Suppose I have real data (e.g. from an experiment) $y_{exp}$ and a model for that data $y_{mod}(x)$, where $x$ is a vector of independent variables. In Bayesian (and frequentist) analyses, one often makes the assumption that
$y_{exp} - y_{mod}(x) \approx \epsilon(x)$, (1)
where epsilon is a stochastic error term and distributed in some way, e.g. $\epsilon(x) \sim N(0, \sigma^2(x))$.
My question is whether there are any constraints from probability theory on the form that equation (1) above can take. I'd like to be able to say something like the error term must in general satisfy
$d(y_{exp},y_{mod}(x)) \approx \epsilon(x)$,
where $d(,)$ is a distance metric according to metric-space theory. We can add some assumptions:
- Assume the model is the correct model and that there's no bias between the model and the data (a stretch in the real world).
- Assume both the model and the data are real valued.
- Assume model is continuous (may not be important).
There's a field called functional data analysis and perhaps I should look there. Any guidance is appreciated.
I would say that there are unlikely to be any hard restrictions on the form of the expression of the error term. We can essentially formulate an error term any way we like, where the only real restrictions are that it is mathematically coherent and workable, and that it is physically realistic (which isn't such a concern for mathematicians).
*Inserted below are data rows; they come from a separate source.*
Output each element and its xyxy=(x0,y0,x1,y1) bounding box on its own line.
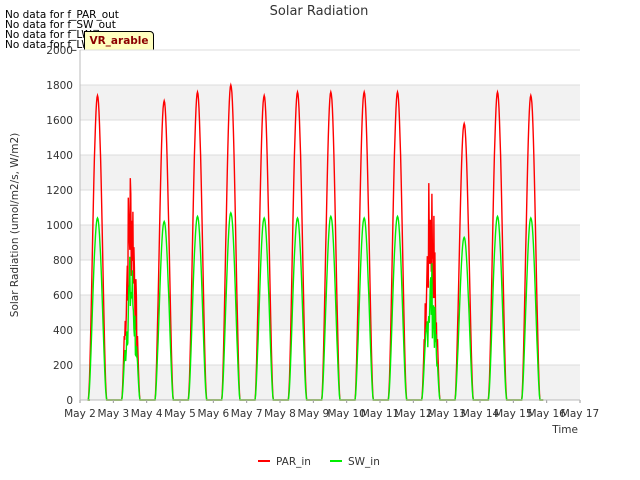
x-tick-label: May 13 xyxy=(427,408,465,420)
grid-band xyxy=(80,260,580,295)
y-tick-label: 1000 xyxy=(46,220,73,232)
no-data-notice-2: No data for f_SW_out xyxy=(5,19,116,31)
grid-band xyxy=(80,365,580,400)
y-tick-label: 600 xyxy=(53,290,73,302)
x-tick-label: May 12 xyxy=(394,408,432,420)
y-tick-label: 2000 xyxy=(46,45,73,57)
y-tick-label: 200 xyxy=(53,360,73,372)
x-tick-label: May 17 xyxy=(561,408,599,420)
grid-band xyxy=(80,50,580,85)
x-tick-label: May 6 xyxy=(197,408,229,420)
x-axis-title: Time xyxy=(551,424,578,436)
grid-band xyxy=(80,225,580,260)
grid-band xyxy=(80,295,580,330)
y-axis-title: Solar Radiation (umol/m2/s, W/m2) xyxy=(9,133,21,317)
x-tick-label: May 15 xyxy=(494,408,532,420)
legend-label: PAR_in xyxy=(276,456,311,468)
no-data-notice-1: No data for f_PAR_out xyxy=(5,9,119,21)
axes: 0 200 400 600 800 1000 1200 1400 1600 1800 2000 May… xyxy=(46,45,599,420)
x-tick-label: May 3 xyxy=(97,408,129,420)
x-tick-label: May 8 xyxy=(264,408,296,420)
x-tick-label: May 14 xyxy=(461,408,500,420)
chart-title: Solar Radiation xyxy=(270,4,369,19)
y-tick-label: 800 xyxy=(53,255,73,267)
grid-band xyxy=(80,155,580,190)
y-tick-label: 0 xyxy=(66,395,73,407)
no-data-notice-3: No data for f_LW_in xyxy=(5,29,107,41)
x-tick-label: May 4 xyxy=(131,408,163,420)
legend-label: SW_in xyxy=(348,456,380,468)
y-tick-label: 1200 xyxy=(46,185,73,197)
grid-band xyxy=(80,120,580,155)
grid-band xyxy=(80,330,580,365)
y-tick-label: 1600 xyxy=(46,115,73,127)
x-tick-label: May 11 xyxy=(361,408,399,420)
x-tick-label: May 2 xyxy=(64,408,96,420)
x-tick-label: May 7 xyxy=(231,408,263,420)
x-tick-label: May 16 xyxy=(527,408,566,420)
x-tick-label: May 10 xyxy=(327,408,365,420)
y-tick-label: 400 xyxy=(53,325,73,337)
x-tick-label: May 9 xyxy=(297,408,329,420)
y-tick-label: 1400 xyxy=(46,150,73,162)
y-tick-label: 1800 xyxy=(46,80,73,92)
legend: PAR_in SW_in xyxy=(258,456,380,468)
site-badge: VR_arable xyxy=(84,31,154,51)
x-tick-label: May 5 xyxy=(164,408,196,420)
The theory of metrics gives us a good language for generalizing the notion of distance, but that does not mean that all errors we can define must be metrics. You have referred to additive noise/error, $\varepsilon=y_{\mathrm{exp}}-y_{\mathrm{mod}}$, but notice that this is signed. So it cannot be a metric, since metrics are supposed to be nonnegative. Another well-studied and still physically realistic example of an error term is multiplicative noise, $\varepsilon=y_{\mathrm{exp}}/y_{\mathrm{mod}}$, which is certainly not a metric since the absence of error (identical model and observation) corresponds to $\varepsilon=1$, not $0$. (You could, however, view each of these as metrics by discarding the sign of additive noise, and by viewing multiplicative noise as additive noise of the log-transformed data.) Moreover, we could compute the error after transforming the variables. We might choose to do so on measurements of angles, if we limited them to $[0,2\pi)$, by defining the error as $\varepsilon=\operatorname{mod}\left(y_{\mathrm{exp}},2\pi\right)-\operatorname{mod}\left(y_{\mathrm{mod}},2\pi\right)$. This too is not a metric since it has infinitely many distinct zeros.
So, we can really choose whatever formulation we want to define the error term, provided it is reasonable to the situation.
In terms of the form the distribution of $\varepsilon$, you might find Chebyshev's inequality useful. This places a probabilistic bound on the size of random variables, even in the absence of the assumption that they are normally distributed, but with the assumption that the random variable $\varepsilon$ has finite mean $\bar\varepsilon$ and finite nonzero variance $\sigma^2$. It states that the probability that $|\varepsilon-\bar\varepsilon|\ge k\sigma$ holds is less than or equal to $\frac1{k^2}$ for all positive real $k$. For instance, if we can assume that $\bar\varepsilon=0$, then $\mathrm{P}(|\varepsilon|\ge k\sigma)=\mathrm{P}\left(|y_{\text{exp}}-y_{\text{mod}}(x)|\ge k\sigma(x)\,\right)\le\frac1{k^2}$. This is very general but may not be a very tight bound compared to what we could find with stronger assumptions (e.g. that $\varepsilon$ is normal).